BANGALORE (Reuters) – The head of Indian outsourcing firm Satyam Computer Services resigned on Wednesday, disclosing that profits had been falsely inflated for years and sending its shares tumbling nearly 80 percent.
India’s biggest corporate scandal in memory threatens future foreign investment flows into Asia’s third-largest economy and casts a cloud over growth in its once-booming outsourcing sector.
The news sent Indian equity markets into a tailspin, with Bombay’s main benchmark index tumbling 7.3 percent in a firmer session for world markets and the Indian rupee fell.
Ramalinga Raju, founder and chairman of India’s fourth-largest software services exporter, said in a statement that Satyam’s profits had been massively inflated over recent years but no other board member was aware of the financial irregularities.
“If a company’s chairman himself says they built fictitious assets, who do you believe here?
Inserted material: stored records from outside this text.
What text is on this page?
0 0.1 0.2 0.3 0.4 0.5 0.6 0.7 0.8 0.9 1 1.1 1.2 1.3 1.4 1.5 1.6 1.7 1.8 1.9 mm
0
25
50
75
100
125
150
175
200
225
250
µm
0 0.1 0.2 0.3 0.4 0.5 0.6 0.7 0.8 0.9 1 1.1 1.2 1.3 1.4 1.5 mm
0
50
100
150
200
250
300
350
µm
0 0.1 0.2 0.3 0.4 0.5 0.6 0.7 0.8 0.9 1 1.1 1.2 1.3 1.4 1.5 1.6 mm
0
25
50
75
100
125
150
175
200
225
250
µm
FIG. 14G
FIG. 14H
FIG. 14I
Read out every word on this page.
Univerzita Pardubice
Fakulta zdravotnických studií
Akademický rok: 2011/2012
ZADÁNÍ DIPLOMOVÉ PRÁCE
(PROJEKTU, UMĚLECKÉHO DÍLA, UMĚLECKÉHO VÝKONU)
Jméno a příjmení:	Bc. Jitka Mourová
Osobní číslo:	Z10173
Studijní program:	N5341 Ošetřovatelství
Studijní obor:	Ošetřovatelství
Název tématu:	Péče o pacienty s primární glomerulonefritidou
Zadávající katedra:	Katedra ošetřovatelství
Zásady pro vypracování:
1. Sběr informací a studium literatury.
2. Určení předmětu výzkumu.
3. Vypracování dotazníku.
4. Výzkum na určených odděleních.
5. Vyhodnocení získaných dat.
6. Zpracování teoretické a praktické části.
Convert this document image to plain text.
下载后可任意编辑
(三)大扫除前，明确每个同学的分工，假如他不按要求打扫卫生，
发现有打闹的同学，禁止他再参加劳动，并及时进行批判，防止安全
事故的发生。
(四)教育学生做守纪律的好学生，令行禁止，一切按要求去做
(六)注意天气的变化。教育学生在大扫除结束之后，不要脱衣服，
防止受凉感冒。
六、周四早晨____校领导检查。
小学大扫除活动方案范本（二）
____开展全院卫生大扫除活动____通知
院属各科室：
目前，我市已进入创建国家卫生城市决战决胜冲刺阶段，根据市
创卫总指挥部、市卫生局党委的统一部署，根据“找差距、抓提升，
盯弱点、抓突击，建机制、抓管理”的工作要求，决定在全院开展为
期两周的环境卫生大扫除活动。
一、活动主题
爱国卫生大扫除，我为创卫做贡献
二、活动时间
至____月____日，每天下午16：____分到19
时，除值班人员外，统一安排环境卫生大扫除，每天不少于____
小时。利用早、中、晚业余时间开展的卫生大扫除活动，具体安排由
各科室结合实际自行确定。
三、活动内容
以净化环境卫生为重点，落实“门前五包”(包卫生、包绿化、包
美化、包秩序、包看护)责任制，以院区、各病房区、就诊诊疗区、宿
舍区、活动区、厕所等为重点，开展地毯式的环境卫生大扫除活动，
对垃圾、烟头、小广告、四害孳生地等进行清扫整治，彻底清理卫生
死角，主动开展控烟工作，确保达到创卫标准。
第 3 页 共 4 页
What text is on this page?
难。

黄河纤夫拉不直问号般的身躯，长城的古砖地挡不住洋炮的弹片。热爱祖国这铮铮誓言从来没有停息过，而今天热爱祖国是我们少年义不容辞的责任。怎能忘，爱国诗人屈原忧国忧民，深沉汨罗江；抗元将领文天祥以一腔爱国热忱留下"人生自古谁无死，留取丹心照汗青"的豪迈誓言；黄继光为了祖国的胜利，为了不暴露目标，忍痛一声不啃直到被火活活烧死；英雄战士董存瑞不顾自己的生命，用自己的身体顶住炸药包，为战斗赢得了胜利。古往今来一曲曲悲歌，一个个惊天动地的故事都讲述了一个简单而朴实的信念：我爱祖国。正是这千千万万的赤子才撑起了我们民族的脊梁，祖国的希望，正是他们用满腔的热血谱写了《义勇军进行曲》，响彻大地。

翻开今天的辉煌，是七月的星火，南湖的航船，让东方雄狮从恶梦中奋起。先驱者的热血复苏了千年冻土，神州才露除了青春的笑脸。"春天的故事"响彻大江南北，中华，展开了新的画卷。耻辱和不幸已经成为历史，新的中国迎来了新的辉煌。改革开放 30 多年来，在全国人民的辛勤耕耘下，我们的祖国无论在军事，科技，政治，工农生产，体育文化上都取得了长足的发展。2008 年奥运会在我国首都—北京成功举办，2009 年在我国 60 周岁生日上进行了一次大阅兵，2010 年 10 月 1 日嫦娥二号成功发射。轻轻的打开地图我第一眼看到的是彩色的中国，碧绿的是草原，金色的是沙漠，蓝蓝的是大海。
This has put a question mark on the entire corporate governance system in India,” said R.K. Gupta, managing director at Taurus Asset Management in New Delhi.
Raju, who founded Satyam more than two decades ago and who took it public in 1991, said about $1 billion or 94 percent of the cash on the company’s books was fictitious.
The 54-year-old Satyam chairman came under close scrutiny last month after the company’s botched attempt to buy two construction firms partly owned by its founders, which Raju said on Wednesday was a final attempt to resolve the problem of the fictitious assets.
“It was like riding a tiger, not knowing how to get off without being eaten,” Raju, a management graduate from Ohio University, said in his letter, adding he was prepared to face up to the legal consequences.
Satyam said its managing director and co-founder B. Rama Raju, Raju’s brother, had also resigned. It did not give any reason for the resignation.
The company’s difficulties multiplied when the World Bank, a major customer, barred Satyam from new business, citing “improper benefits” given to Bank officials.
“In a bull market people forgot about it (corporate governance),” said Singapore-based Ashish Goyal, chief investment officer at Prudential Asset Management. “In a bear market chickens are coming home to roost, so it gets highlighted at a time like this.”
Just three months ago, Satyam received a Golden Peacock award from a group of Indian directors for excellence in corporate governance.
By close of trade, Satyam’s share value slumped to about $550 million from around $7 billion as recently as last June.
New York-listed Satyam specializes in business software and back-office services for clients such as General Electric and Nestle.
“I think there is no future for this stock. This case for India is similar to what happened to Enron in the U.S.,” said Jigar Shah, senior vice-president at Kim Eng Securities.
“It will not stop at Satyam. Many more companies will come into scrutiny like that. There is a strong possibility investments in India will be affected.”
The scandal set off a wave of condemnation from Indian market regulators and government officials, and prompted banker Merrill Lynch to terminate its engagement with Satyam.
“It’s going to impact the Indian outsourcing industry. Customers are going to be concerned about offshoring firms in India,” said Sudin Apte, country head of Forrester in the western city of Pune.
Satyam said it would go ahead with a planned board meeting on Saturday to consider a share buyback following a rash of broker downgrades even after its acquisitions were called off last month.